Mary points out the raised panel detailing in the living room, veranda, office, and music room. “We think it harmonizes the rooms to have that motif repeated. We take a great deal of pride in that detail.”
The Rogers worked with River Forest designer Mark Menna to both modernize the home and return some of its historic features, emphasizing the home’s architectural features while making it comfortable for their family.
Menna’s work can be seen in some of the home’s bathrooms, including an entryway powder room that features Amish-built cabinetry and statuary marble. In the dining room, Menna was called on to solve the mystery of what should have been.
“The second owners had ripped out the original molding and put up veneer,” Mary recalled. “It was a puzzle to figure out how to replicate the vertical lines of the original molding. Mark figured it out. He found some of the outlines of the original panels and reconstructed it. This is a simplified rectilinear house, so you can figure things out mathematically.”
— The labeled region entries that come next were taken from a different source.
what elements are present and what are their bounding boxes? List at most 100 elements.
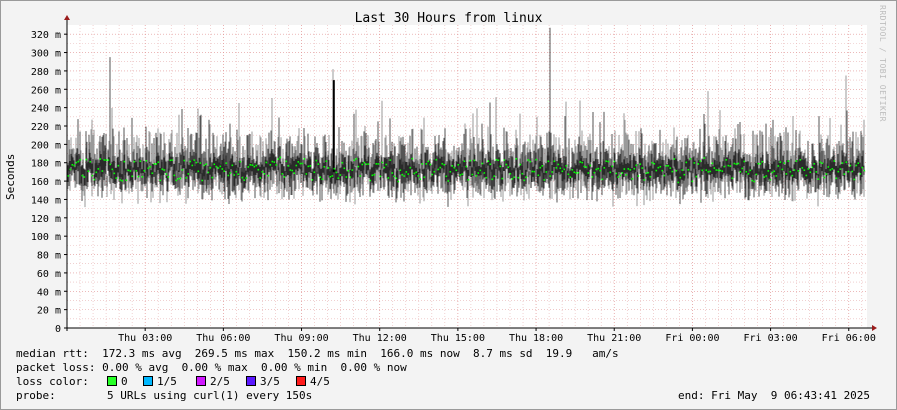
median-rtt-point (261, 170, 264, 173)
median-rtt-point (819, 161, 822, 164)
median-rtt-point (741, 167, 744, 170)
median-rtt-point (215, 165, 218, 168)
median-rtt-point (765, 175, 768, 177)
median-rtt-point (553, 160, 556, 163)
median-rtt-point (643, 179, 646, 181)
median-rtt-point (333, 167, 336, 170)
median-rtt-point (627, 168, 630, 170)
median-rtt-point (725, 159, 728, 161)
median-rtt-point (437, 168, 440, 171)
median-rtt-point (91, 174, 94, 177)
median-rtt-point (81, 174, 84, 177)
median-rtt-point (313, 171, 316, 174)
median-rtt-point (761, 160, 764, 163)
median-rtt-point (427, 160, 430, 163)
median-rtt-point (703, 157, 706, 159)
median-rtt-point (507, 166, 510, 169)
median-rtt-point (289, 169, 292, 171)
median-rtt-point (527, 159, 530, 161)
median-rtt-point (663, 174, 666, 177)
median-rtt-point (365, 163, 368, 166)
median-rtt-point (321, 178, 324, 181)
median-rtt-point (343, 167, 346, 170)
median-rtt-point (295, 164, 298, 167)
median-rtt-point (405, 171, 408, 173)
median-rtt-point (245, 177, 248, 179)
median-rtt-point (201, 179, 204, 182)
median-rtt-point (743, 160, 746, 163)
median-rtt-point (611, 165, 614, 168)
y-tick-label: 140 m (31, 195, 61, 206)
median-rtt-point (499, 165, 502, 168)
loss-color-text-3: 3/5 (260, 375, 280, 388)
median-rtt-point (695, 175, 698, 178)
median-rtt-point (831, 168, 834, 170)
median-rtt-point (675, 169, 678, 172)
median-rtt-point (413, 172, 416, 175)
median-rtt-point (575, 172, 578, 174)
median-rtt-point (517, 176, 520, 179)
median-rtt-point (861, 166, 864, 169)
median-rtt-point (779, 161, 782, 163)
median-rtt-point (127, 169, 130, 172)
median-rtt-point (421, 163, 424, 165)
median-rtt-point (567, 173, 570, 176)
median-rtt-point (397, 180, 400, 183)
median-rtt-point (677, 181, 680, 184)
median-rtt-point (77, 160, 80, 163)
median-rtt-point (679, 176, 682, 179)
median-rtt-point (383, 166, 386, 169)
median-rtt-point (227, 174, 230, 177)
median-rtt-point (377, 163, 380, 165)
median-rtt-point (713, 167, 716, 169)
median-rtt-point (565, 164, 568, 167)
median-rtt-point (639, 163, 642, 165)
median-rtt-point (113, 172, 116, 175)
median-rtt-point (851, 170, 854, 173)
median-rtt-point (309, 165, 312, 167)
median-rtt-point (285, 160, 288, 163)
median-rtt-point (739, 170, 742, 173)
y-tick-label: 240 m (31, 104, 61, 115)
median-rtt-point (579, 161, 582, 163)
median-rtt-point (521, 172, 524, 175)
median-rtt-point (423, 176, 426, 179)
median-rtt-point (717, 169, 720, 172)
median-rtt-point (299, 162, 302, 165)
y-tick-label: 20 m (37, 306, 61, 317)
median-rtt-point (267, 174, 270, 177)
median-rtt-point (769, 178, 772, 181)
median-rtt-point (505, 163, 508, 166)
median-rtt-point (477, 172, 480, 174)
y-tick-label: 100 m (31, 232, 61, 243)
loss-color-text-2: 2/5 (210, 375, 230, 388)
median-rtt-point (511, 178, 514, 180)
probe-description: 5 URLs using curl(1) every 150s (107, 389, 313, 402)
median-rtt-point (147, 167, 150, 170)
loss-color-item-0: 0 (107, 375, 128, 388)
median-rtt-point (257, 168, 260, 171)
median-rtt-point (125, 179, 128, 181)
x-axis-arrow (872, 325, 877, 331)
median-rtt-point (665, 165, 668, 167)
median-rtt-point (457, 163, 460, 166)
median-rtt-point (241, 176, 244, 179)
median-rtt-point (685, 161, 688, 164)
median-rtt-point (631, 178, 634, 180)
median-rtt-point (845, 161, 848, 163)
median-rtt-point (723, 165, 726, 168)
median-rtt-point (279, 156, 282, 159)
median-rtt-point (243, 179, 246, 181)
median-rtt-point (327, 167, 330, 169)
median-rtt-point (445, 175, 448, 178)
y-tick-label: 80 m (37, 251, 61, 262)
median-rtt-point (389, 159, 392, 161)
median-rtt-point (839, 168, 842, 170)
median-rtt-point (537, 174, 540, 177)
median-rtt-point (221, 168, 224, 170)
median-rtt-point (657, 166, 660, 169)
median-rtt-point (641, 167, 644, 169)
loss-swatch-0 (107, 376, 117, 386)
median-rtt-point (277, 158, 280, 160)
y-tick-label: 280 m (31, 67, 61, 78)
While the home is sizeable (approximately 7,000 square feet), one of the attributes Mary Rogers enjoys the most is its livability. “Like many Arts & Crafts houses, you come in through a hidden front entry and the home opens up to you. The continued flow leads you through the home. The radial floor plan, very typical of Arts & Crafts design, makes this a wonderful space.”
The home twice has been featured on Wright Plus, and the Rogers have also opened their home for the Parenthesis Kitchen Walk, as well as the Infant Welfare Society Christmas House Walk. A butler’s pantry for serving, plus a veranda that spans the width of the home makes the first floor conducive to entertaining, and Mary said the circular floor plan adds to the ambiance.
“With all the doors open, you can fit over a hundred people on the first floor and not feel crowded. When the Infant Welfare Society brought in a piano player, it just filled the house with music. You get a great sound and a great feeling in here.”